Yapılanlar lütuf mu?

Hadi ÖZIŞIK hadi.ozisik@internethaber.com

Patron kızıyor:

-Ulan dışarıda kimse maaş vermezken, ben her ay maaşları tıkır tıkır ödüyorum.

Çalışanların başı önde...

Kuzu kuzu, kızgın patronu dinliyorlar.

Oysa...

Lütuf değil ki patronun yaptığı... Hakkını veriyor çalışanının... Alın terinin bedelini ödüyor. İyilik değil yaptığı, diğerlerine göre daha bir dürüst davranıyor.

Hepsi bu!

Öğretmen yeri geldi mi, taşı gediğine koyuyor:

-Ben çocuğunuzun geleceğini hazırladım.

Allah razı olsun!

Peki, nasıl yapıyorsun bunu?

Ders bitiminde, yaptığın hizmetin bedeli ödenmiyor mu?

Hem de kat kat...

Tamam, bir harf öğretenin kulu kölesi olunur...

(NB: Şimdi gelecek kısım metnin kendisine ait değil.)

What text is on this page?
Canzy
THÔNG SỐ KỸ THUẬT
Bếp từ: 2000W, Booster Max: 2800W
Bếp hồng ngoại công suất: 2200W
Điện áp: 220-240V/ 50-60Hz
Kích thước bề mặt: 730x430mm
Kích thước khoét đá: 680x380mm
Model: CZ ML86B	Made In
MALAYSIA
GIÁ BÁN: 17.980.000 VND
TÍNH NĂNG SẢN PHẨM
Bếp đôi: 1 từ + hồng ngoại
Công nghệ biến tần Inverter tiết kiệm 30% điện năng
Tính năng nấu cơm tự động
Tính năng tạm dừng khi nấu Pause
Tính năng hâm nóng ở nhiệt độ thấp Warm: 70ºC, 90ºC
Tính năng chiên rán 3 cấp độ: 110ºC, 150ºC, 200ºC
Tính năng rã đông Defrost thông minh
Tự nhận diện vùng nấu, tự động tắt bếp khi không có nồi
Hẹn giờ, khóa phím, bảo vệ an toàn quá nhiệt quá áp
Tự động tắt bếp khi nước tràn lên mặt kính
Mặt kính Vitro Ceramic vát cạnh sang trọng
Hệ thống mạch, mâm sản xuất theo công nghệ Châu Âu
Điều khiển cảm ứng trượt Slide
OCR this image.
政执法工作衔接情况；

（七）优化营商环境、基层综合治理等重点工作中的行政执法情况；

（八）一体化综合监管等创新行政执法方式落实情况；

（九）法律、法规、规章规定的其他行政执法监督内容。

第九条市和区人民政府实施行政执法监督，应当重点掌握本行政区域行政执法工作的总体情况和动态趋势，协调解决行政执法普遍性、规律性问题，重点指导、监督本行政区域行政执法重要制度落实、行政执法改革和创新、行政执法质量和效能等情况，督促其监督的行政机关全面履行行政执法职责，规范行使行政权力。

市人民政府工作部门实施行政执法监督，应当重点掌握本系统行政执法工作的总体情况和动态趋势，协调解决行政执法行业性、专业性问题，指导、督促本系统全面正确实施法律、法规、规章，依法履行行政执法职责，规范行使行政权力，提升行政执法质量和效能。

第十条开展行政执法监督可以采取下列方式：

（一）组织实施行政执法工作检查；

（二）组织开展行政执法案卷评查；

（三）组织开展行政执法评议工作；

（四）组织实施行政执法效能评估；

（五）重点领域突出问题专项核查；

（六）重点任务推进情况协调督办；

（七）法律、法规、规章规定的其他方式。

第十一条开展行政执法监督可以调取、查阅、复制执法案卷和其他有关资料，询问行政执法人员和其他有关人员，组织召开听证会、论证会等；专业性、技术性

Para her şey değil tamam...

Ama... Parayla yaptığın şeyi sen de başa kalkma birader...

Başbakan bağırıyor:

-Yol yaptık, kitap dağıttık, hastanelerin kapısını açtık.

Çok teşekkürler efendim...

İyi de, biz sizi bir şeyler yapın diye seçtik, iktidar yaptık.

Bu yaptıklarınız lütuf değil ki...

Siz görevinizi yaptınız...

Asli işinizi yapmak güzel ama bunu yaptık yaptık diyerek oya çevirme gayreti nahoş görünüyor... Deniz Baykal'ın "oyumuzu yüzde 20'den yüzde 21'e çıkardık demesi" gibi..

Bir yazılımcı arkadaşla çalışıyorduk... Yaptıklarını anlatıyor kibirli kibirli... İnternethaber'den söz açılınca...

"Ben İnternethaber'i zirveye taşıdım" dedi...

İçeride 24 saat haber atan, gerçek emektarların emeğini kendine mal edince bu arkadaş...

"Defol" dedim!

Biliyor musunuz, bu arkadaş gitti gideli İnternethaber zirveden hiç inmedi!

Bilmiyorum meramımı anlatabildim mi?